The centrist Manchin has been a member of the Democratic caucus since he was elected to the Senate in 2010. The 75-year-old former West Virginia governor, along with Sinema, have helped derail several pieces of legislation backed by the party’s rank-and-file members, including the Biden administration’s $3.5 trillion Build Back Better bill. Manchin has also opposed efforts by Democrats to end the Senate filibuster rules and has blocked White House appointees. 

“I’m not a Washington Democrat, I don’t know what to tell you,” Manchin told reporters. “But I have a lot of friends who aren’t Washington Republicans, and if a Washington independent is, as I said, more comfortable, you know, we’ll see what happens there, we’ll have to look.” 

Sen. Joe Manchin isn’t ruling out leaving the Democratic Party.
AP Photo/Mariam Zuhaib, File

In October 2021, Manchin threatened to switch his affiliation to independent after disagreements with colleagues over the Biden administration’s failed Build Back Better plan. 

“I said, me being a moderate centrist Democrat, if that causes you a problem, let me know, and I’d switch to be an independent. But I’d still be caucusing with Democrats,” he said at the time, describing his discussions with fellow Democrats in Congress.

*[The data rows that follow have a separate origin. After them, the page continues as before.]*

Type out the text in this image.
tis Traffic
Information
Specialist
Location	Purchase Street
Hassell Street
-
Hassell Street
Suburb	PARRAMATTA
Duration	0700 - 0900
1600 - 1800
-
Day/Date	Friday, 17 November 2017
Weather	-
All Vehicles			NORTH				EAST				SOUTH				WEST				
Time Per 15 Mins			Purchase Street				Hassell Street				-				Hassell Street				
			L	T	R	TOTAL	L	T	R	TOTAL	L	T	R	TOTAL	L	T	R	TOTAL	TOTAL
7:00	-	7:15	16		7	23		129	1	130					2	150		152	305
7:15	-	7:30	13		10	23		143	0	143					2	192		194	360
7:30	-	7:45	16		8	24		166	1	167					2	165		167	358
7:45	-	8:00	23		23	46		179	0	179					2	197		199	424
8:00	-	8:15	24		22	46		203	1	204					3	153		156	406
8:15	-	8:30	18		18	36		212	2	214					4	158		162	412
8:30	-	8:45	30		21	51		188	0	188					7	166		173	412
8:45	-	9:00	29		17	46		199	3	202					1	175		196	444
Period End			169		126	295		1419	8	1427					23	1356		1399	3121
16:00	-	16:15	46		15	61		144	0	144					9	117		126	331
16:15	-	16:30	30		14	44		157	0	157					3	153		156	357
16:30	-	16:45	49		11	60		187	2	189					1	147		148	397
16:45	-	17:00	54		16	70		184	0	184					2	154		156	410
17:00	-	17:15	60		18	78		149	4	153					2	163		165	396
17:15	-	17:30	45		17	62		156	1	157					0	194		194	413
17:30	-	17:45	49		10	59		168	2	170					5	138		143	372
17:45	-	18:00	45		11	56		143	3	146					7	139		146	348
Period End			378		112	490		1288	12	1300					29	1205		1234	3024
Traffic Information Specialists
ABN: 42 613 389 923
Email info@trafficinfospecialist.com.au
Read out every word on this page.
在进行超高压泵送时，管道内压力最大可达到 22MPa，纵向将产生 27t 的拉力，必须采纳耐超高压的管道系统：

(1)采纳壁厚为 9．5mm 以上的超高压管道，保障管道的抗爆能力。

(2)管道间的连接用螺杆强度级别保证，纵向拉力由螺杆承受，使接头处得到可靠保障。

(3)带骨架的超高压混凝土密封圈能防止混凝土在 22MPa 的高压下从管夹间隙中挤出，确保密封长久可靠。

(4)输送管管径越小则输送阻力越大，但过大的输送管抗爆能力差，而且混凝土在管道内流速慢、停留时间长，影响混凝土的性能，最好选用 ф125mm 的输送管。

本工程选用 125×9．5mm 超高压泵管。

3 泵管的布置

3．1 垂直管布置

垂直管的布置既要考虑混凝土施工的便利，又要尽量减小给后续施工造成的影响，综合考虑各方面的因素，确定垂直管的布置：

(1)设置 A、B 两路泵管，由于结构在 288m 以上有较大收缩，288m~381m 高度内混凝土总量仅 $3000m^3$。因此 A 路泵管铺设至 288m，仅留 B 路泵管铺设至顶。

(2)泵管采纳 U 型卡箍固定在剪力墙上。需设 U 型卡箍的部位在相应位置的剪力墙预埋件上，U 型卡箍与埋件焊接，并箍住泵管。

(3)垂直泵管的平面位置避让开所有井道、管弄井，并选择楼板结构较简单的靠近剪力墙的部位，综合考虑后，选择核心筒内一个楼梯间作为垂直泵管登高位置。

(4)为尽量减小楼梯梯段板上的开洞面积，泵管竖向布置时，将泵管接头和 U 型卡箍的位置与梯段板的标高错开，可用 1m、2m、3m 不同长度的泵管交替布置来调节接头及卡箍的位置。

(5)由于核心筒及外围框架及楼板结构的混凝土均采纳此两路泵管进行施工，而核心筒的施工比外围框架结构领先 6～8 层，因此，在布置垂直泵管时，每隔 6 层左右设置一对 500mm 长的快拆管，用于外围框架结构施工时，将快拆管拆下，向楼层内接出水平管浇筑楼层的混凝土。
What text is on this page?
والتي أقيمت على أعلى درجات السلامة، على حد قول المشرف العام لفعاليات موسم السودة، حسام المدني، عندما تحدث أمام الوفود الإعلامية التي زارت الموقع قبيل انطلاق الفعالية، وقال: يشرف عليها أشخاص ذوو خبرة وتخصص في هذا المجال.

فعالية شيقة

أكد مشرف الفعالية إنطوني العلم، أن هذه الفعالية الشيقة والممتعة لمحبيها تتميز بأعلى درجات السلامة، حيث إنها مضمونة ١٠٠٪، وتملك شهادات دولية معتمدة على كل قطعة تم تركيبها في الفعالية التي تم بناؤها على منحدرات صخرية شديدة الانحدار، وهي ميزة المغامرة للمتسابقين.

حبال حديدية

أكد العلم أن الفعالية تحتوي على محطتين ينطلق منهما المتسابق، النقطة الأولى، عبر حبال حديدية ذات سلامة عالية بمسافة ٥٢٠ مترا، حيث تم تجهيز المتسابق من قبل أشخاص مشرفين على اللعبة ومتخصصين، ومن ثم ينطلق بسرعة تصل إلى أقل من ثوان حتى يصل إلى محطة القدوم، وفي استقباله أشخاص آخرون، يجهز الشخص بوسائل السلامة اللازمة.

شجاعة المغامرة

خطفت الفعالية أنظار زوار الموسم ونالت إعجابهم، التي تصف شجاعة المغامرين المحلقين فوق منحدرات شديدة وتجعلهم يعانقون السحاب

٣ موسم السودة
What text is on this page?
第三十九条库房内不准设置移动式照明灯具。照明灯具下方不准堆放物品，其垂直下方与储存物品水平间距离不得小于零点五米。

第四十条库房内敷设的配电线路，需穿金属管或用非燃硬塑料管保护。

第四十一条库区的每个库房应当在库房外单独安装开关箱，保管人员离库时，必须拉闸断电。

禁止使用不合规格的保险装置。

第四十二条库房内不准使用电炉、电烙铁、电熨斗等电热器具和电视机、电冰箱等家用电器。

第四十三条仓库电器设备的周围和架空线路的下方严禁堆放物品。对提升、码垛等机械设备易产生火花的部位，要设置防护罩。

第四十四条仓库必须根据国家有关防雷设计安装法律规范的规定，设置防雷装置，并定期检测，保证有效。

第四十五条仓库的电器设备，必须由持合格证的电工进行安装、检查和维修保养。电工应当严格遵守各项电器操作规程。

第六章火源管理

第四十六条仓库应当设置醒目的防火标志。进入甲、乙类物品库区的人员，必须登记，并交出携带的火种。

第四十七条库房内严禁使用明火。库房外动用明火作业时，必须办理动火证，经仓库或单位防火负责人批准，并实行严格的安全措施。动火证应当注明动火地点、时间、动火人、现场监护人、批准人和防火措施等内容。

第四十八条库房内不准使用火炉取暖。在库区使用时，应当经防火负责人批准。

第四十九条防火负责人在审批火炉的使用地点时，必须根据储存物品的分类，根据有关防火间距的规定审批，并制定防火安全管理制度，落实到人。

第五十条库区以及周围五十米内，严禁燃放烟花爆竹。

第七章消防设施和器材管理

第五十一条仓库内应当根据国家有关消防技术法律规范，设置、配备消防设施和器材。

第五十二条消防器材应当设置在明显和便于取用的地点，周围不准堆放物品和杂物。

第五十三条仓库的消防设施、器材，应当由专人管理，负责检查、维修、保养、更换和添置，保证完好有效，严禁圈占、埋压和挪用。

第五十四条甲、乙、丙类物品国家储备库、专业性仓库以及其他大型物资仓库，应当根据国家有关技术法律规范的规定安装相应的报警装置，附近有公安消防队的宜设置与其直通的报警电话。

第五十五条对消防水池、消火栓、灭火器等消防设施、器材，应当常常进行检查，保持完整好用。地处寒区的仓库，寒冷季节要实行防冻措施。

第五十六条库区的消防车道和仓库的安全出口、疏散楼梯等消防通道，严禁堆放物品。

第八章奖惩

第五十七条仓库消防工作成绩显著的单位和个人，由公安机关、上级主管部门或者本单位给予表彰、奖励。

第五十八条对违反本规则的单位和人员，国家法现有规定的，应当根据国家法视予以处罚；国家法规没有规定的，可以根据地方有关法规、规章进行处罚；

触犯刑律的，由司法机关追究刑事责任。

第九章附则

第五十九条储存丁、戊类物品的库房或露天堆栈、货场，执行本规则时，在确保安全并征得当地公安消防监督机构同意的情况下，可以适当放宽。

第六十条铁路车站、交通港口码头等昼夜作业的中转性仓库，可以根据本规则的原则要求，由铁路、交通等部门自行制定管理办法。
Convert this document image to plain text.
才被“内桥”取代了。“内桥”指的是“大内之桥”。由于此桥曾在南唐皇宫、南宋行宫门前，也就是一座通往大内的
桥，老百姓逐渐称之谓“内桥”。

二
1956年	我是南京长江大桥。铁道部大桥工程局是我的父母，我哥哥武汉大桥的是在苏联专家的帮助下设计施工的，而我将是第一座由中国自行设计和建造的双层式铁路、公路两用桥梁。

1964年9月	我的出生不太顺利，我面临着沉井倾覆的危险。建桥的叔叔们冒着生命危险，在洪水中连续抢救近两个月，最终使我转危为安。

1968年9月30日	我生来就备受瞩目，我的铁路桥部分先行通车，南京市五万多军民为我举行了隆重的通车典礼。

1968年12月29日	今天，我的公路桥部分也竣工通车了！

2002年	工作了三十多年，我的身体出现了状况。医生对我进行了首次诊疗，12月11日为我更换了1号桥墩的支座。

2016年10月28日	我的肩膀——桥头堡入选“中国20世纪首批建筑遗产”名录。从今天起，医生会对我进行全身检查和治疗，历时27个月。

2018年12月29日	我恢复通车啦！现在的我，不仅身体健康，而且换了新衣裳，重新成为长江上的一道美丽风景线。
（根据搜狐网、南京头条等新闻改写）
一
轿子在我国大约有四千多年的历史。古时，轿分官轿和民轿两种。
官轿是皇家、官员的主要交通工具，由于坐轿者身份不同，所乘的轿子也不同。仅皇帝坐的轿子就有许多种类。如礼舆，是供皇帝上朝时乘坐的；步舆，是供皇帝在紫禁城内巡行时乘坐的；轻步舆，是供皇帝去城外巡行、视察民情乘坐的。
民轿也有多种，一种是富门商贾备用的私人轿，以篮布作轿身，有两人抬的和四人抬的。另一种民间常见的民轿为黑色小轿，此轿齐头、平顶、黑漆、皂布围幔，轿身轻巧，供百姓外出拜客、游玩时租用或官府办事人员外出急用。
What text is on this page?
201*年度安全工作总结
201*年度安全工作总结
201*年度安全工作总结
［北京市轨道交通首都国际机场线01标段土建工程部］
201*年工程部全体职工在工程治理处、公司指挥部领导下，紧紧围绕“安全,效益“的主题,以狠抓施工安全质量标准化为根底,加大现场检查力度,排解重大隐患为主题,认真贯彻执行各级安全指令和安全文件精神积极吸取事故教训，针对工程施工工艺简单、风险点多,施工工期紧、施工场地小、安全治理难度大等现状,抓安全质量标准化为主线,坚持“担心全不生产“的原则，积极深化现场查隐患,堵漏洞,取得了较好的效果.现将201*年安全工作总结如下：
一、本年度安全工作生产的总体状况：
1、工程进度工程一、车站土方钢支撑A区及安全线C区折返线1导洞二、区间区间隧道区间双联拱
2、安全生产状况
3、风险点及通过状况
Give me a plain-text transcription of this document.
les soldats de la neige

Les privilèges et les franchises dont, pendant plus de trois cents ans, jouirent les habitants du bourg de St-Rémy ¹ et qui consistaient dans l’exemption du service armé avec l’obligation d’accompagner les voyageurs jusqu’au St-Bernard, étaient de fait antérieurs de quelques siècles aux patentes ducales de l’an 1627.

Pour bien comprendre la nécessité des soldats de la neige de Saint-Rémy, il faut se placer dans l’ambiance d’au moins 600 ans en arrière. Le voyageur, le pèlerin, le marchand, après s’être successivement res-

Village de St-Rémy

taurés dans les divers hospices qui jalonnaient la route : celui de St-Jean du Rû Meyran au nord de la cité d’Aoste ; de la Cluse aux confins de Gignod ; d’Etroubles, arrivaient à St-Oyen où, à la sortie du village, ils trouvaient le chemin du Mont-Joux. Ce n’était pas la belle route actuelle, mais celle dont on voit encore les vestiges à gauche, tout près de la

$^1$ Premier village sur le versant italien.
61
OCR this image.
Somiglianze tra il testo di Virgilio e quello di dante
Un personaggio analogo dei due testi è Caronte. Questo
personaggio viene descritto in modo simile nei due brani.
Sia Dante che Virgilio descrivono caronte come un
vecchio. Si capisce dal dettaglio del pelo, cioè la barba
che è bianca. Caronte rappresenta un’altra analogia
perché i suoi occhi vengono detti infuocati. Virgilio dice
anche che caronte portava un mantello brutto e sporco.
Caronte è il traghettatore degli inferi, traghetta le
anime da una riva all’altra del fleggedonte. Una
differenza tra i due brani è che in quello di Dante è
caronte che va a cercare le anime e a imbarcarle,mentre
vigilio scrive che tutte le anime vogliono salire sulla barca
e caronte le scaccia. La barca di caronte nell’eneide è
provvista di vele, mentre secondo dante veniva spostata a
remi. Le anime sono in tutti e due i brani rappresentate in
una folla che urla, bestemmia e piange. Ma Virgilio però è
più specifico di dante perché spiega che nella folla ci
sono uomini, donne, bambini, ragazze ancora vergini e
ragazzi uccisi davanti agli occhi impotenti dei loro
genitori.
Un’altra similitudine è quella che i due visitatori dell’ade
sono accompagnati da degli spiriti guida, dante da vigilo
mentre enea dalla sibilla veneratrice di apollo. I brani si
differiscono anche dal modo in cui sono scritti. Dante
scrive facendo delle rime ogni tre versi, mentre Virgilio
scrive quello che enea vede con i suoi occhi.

Last week, his Senate colleague Sinema announced that she had registered as an independent, leaving the Democratic Party to become the third independent in the upper chamber. 

“I have joined the growing numbers of Arizonans who reject party politics by declaring my independence from the broken partisan system in Washington,” Sinema, 46, wrote in an op-ed for the Arizona Republic newspaper.